Saturday, August 3, 2013

What's in this blog? What can readers expect to gain from this blog? "Can I get a higher grade by reading this blog?" (No.)

Here's what I originally wrote to describe this blog:


Tony Wagner, George Will, John Corlette, Will Sutherland and Daniel H. Pink have written extensively about the skills that young people need in the workplace.  Interviews with business CEOs reveal "survival skills" that are not practiced in traditional schools (where teachers talk and students take notes using "one size fits all" approaches of delivering content).  Dennis Littky, Enrique Gonzalez, Elliot Washor and Charles Mojkowski have advocated "school redesign" to allow students to learn and master skills that relate to their individual interests.  This blog collects the procedures that students can review to personalize their mastery of "soft skills" (including "soft social skills" that many academic programs ignore, such as "how to alter your mood with a poem" and "how to sell an idea  using techniques from Dan Pink's book, To Sell Is Human."     This blog starts with Dan H. Pink's books as part of the core curriculum that students need to understand before they leave high school.  The articles in this blog will not be presented in math class.  You can call (954) 646 8246 to ask about the items or write to MacTeacher@live.com.  Please send suggestions for articles and procedures to add to this list of skills.   No academic credit is offered for these activities.  This blog is edited by a person who endured planned temporary hardships and delayed gratification in a boarding school.  Many of the procedures (such as "Thought for the Day" and "Use less so that we have options") came from http://JohnCorlette.com and http://QBEAcademy.net.  

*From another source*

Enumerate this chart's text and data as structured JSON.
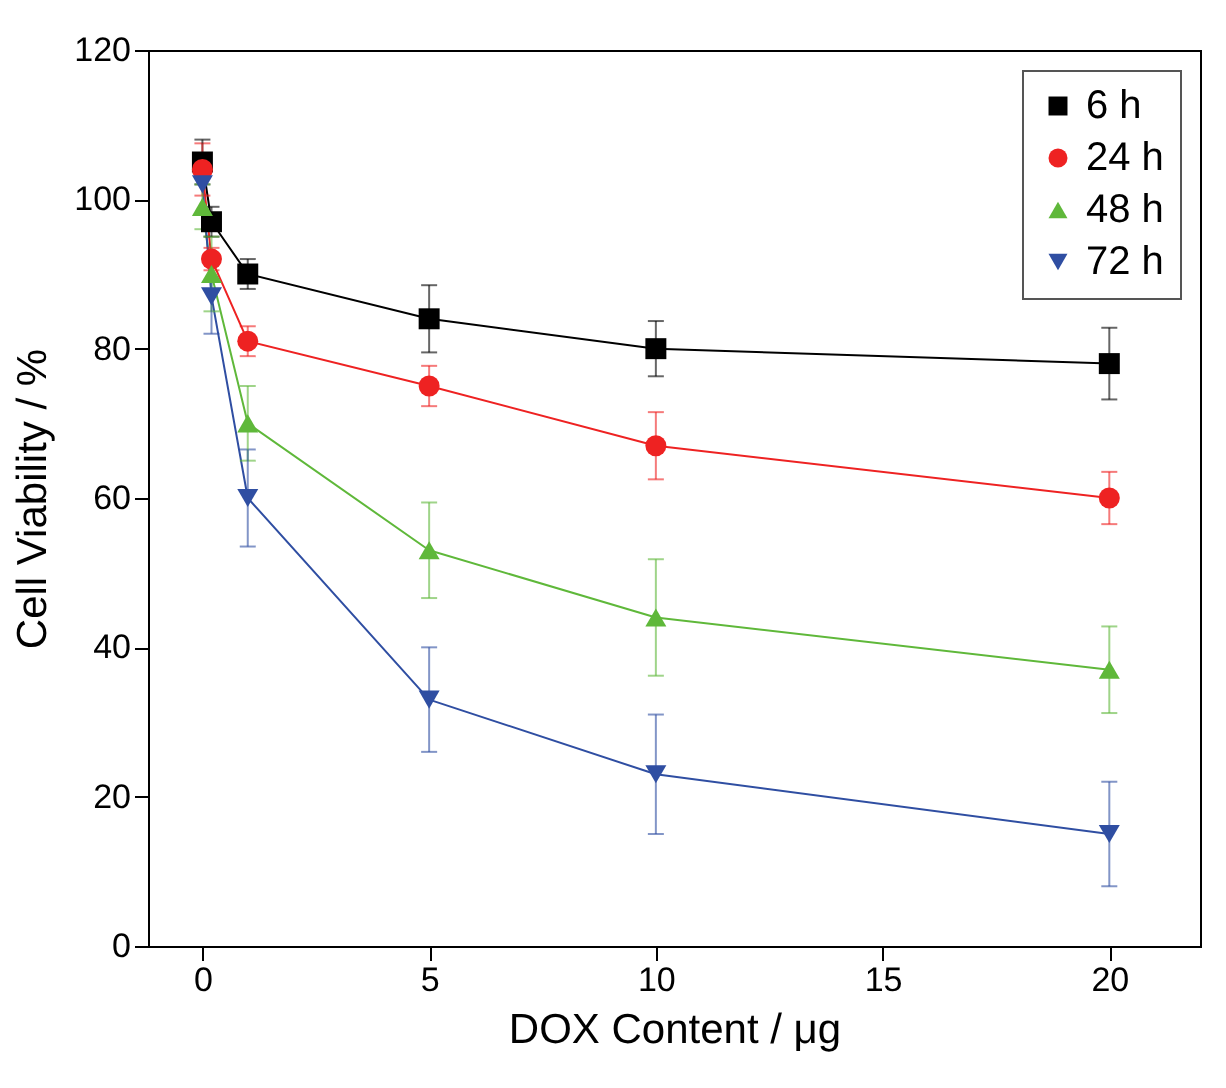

See also  LeavingToLearn.org

I had to cut down the wording to 500 characters, so please refer to this page when you say, "I learned this procedure at Skills in Miami" and people ask, "What is the philosophy behind this blog?  Who decides what skills will be described?"

I teach test prep skills and I get bored with showing kids some skills that they will use twice in their life:  (1) as teenagers to get through a test and (2) as adults (parents, uncles, caring adults in the lives of teenagers) when they help young people prepare for similar tests.  I also teach middle school and high school and I don't like making kids bored.  Instead of asking them to fill their heads with information that will be flushed out after the end-of-term final exam, I prefer to focus on asking my students to develop personal learning plans.  Those plans determine what they will study and how they spend their time in my class.  

I expect that my principal and others will walk into the class and wonder, What's happening here?"  I expect taxpayers to walk into my classrom and demand, "How are you spending my tax dollars?   How do you justify this procedure?  Why are students doing different things?  Why are you talking to a group of three students and the rest of the class is ignoring what you are saying?"   This blog contains life skills that are not part of the math curriculum.  If I talk about these subjects in math class, I can rightly be accused of reducing the time spent teaching math.   I want my students to be able to say that "Mr. Steve's lectures are about math."  

So how can I make sure that kids are getting the life skills and procedures that they need?  

How can I set up the class to make them 

Follow the blog at Math For Artists   MathForArtists.blogspot.com to see the homework and classwork that I expect students to complete.



In order for students to personalize their learning, they need to have time to discover what THEY want to do.  Some of that time has to be created during the day in a safe place where they can explore the world and imagine possible futures.   Can they take an hour once a week to do whatever they want?

See the advantages of the "unrestricted time" spent by students at Albany High School in New Zealand.   Look at the "20% Day" at Google and a company called Atlassian.  How can we include those procedures in my class?  


The blog MathForArtists aims to design a class where students practice the mechanics in class, receive the content outside the class, and view over 600 SAT-style math problems in under six months.   That's the goal.  I know the value of also delivering a high standard through my example as an adult.  If I follow the example of my first math-teacher mentor, I would focus all of my time on academic issues.  This blog, "Skills in Miami," is my attempt to deliver the mentoring and "pastoral care" that I experienced from my teachers who also took me on expeditions in the mountains near our school.  They ate meals with us and led conversations that guided how my pre-frontal cortex developed.  

I recommend the works of Daniel Amen and James Zull about the use of conversation as a way to "change the brain."  I look forward to talking with parents and students about these procedures ... and I hope you will send suggestions about other skills that can be added to the list of "What I Could Have Practiced While I Was in High School."